Followers

Monday, October 17, 2022

Well armed


Ken called this one "well armed dandy."  He does seem a bit overdressed for the frontier.

 

4 comments:

  1. All these old cowboy photos remind me of my great granfather John Frances Fitzgerald (1869-1959) When he was a teenager /young adult he belonged to a posse in San Francisco that ran gunslingers "out of town" to protect local citizens. Also, some of the famous of old west folklore would also be escorted out of town out of concern they would attract gunslingers and shootouts in the city streets. Goes to prove the old west was not that long ago and confined to Kansas (Dodge City) or Arizona (Boot Hill). Now my dad's gramps in buried at Holy Cross Cemetary with his beloved Amy (Florence Emerson/Corville)
    -Rj in the IE .

    ReplyDelete
    Replies
    1. My grandfather, born 1883, could remember the last "Indian raids" in West Texas. I put that in quotes because they were actually desperate Native Americans who jumped the Oklahoma reservations and engaged in a crime wave, as opposed to an uprising. Granddaddy's brother-in-law was a crooked sheriff who commandeered storm cellars to store bootleg whiskey.

      Delete
  2. LoL- Everyone thinks the old west ended during the Civil War, it lingered on
    until probably the 1890s/ 1900s.
    Had to put two last names on my great-grandmother because of her scoundral father. He was born in England and travelled by sailing ship between England, Australia, and California ! He ran a series of oyster bars and owned oyster beds in tidal waters at variuos times in those countries. He was constantly on the run from debt collectors and infuriated investors who he had embezzeled.
    Married a girl in Australia (she was 15, normal in those days ), fathered 11 children and abandonded them all when he sailed for a final time to California. There he married my great-great-grandmother (she was 16, he was middle aged) and fathered 9 children ! Not to mention several illigetimate children in England before both marriages.
    Thus the surname change from Emerson to Corville,when he finally settled in California. Corville was actually his middle name. (I have a couple of relatives who are into the family genealogy big time, before that we knew none of this history). In the end he was a devoted family man and devote Bible reader, for he had no use for organized religion because he felt they used the Bible to fit their own judgemental naratives. (that according to my grandmother)
    Also found out , at that time when you set sail from Europe to Australia or California, the sailings did not go around the tip of South America or the Horn of Africa. They sailed for Caribbean ports of Central America, where you would then board an overland stage coach to their Pacific ports where sailing ships would then take you to the U.S.Pacific Coast, Australia and all ports in the Pacific. -Rj in the IE

    ReplyDelete
    Replies
    1. There was crazy "Wild West" stuff going on as late as the eve of WWI.
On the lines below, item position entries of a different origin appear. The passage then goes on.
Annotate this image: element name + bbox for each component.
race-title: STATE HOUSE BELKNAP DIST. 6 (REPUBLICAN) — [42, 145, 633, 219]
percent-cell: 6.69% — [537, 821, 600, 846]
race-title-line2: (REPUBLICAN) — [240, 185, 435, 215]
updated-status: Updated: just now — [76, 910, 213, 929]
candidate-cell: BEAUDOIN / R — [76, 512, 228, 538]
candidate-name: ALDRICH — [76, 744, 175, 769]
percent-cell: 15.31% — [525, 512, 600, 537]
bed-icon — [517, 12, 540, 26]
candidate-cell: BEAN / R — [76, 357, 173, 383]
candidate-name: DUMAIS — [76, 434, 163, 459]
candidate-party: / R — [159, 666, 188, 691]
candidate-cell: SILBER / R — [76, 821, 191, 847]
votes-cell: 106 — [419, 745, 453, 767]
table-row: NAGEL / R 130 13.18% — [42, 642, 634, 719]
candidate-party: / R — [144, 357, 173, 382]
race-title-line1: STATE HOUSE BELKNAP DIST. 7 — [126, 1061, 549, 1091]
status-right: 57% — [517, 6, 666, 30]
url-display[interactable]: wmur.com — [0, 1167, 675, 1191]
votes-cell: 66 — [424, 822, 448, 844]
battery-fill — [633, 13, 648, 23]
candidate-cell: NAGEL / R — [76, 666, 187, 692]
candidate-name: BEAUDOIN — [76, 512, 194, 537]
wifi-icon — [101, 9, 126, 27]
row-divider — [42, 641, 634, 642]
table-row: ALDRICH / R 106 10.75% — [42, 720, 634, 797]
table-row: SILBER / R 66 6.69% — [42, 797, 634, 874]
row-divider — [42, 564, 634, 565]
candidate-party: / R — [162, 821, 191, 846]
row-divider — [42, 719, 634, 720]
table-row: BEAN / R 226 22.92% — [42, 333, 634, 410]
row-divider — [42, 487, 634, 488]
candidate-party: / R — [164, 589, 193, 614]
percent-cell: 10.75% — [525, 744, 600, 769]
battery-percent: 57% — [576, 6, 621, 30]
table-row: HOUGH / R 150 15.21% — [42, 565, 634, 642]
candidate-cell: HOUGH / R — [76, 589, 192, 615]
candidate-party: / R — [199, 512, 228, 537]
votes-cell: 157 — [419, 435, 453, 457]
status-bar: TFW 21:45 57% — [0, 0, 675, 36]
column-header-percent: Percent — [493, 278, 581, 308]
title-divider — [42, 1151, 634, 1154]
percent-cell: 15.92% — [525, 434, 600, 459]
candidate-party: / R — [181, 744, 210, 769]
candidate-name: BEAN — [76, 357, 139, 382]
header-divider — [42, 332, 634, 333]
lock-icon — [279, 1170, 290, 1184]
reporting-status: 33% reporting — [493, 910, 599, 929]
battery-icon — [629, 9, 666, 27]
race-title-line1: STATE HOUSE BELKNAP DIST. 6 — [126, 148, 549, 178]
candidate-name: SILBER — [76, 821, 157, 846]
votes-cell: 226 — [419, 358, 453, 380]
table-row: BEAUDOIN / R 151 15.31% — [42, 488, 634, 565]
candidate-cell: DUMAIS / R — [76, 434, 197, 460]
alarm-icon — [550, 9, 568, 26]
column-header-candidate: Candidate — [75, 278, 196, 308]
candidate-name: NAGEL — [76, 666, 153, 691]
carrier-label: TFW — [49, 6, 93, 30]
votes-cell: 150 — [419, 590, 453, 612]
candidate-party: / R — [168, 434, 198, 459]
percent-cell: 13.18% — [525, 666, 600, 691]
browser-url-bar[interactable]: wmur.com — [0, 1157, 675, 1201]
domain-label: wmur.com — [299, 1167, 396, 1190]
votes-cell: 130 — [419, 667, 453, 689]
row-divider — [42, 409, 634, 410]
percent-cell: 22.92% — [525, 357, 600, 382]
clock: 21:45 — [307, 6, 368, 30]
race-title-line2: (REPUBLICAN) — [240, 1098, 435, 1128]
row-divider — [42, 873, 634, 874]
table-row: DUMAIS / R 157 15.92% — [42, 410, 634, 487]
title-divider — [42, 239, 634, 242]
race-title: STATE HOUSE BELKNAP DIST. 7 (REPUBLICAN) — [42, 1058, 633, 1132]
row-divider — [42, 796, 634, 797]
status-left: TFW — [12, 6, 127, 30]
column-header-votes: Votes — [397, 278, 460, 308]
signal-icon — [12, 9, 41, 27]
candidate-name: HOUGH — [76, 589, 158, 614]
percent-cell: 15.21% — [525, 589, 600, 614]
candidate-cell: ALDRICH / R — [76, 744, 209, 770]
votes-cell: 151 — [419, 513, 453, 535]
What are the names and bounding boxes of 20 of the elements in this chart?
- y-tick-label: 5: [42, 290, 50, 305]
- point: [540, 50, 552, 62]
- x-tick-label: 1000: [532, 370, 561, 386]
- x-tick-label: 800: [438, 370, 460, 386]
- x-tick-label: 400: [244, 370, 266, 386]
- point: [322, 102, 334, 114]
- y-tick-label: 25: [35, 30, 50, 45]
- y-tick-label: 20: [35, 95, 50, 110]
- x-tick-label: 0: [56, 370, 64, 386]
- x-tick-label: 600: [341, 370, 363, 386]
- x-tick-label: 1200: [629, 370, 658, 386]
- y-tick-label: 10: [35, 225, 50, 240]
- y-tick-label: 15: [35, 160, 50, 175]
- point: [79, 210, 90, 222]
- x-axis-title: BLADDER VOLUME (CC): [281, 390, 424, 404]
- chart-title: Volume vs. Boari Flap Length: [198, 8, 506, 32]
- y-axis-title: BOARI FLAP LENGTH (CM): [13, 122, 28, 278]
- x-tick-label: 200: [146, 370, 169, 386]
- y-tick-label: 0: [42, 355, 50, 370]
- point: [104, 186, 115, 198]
      Fifty years before there was a canal in Panama, there was a railroad connecting the two oceans. There was also one across the Isthmus of Tehuantepec in Mexico. As a college senior, I rode a train across Tehuantepec in 1973, and some Mexican students I met on the train told me it's history. It took us 16 hours to go 150 miles, mainly because they stopped every ten miles to load produce onto the train which had four passenger cars behind 50 freight cars. I will say that they grow some damn good coffee in that region.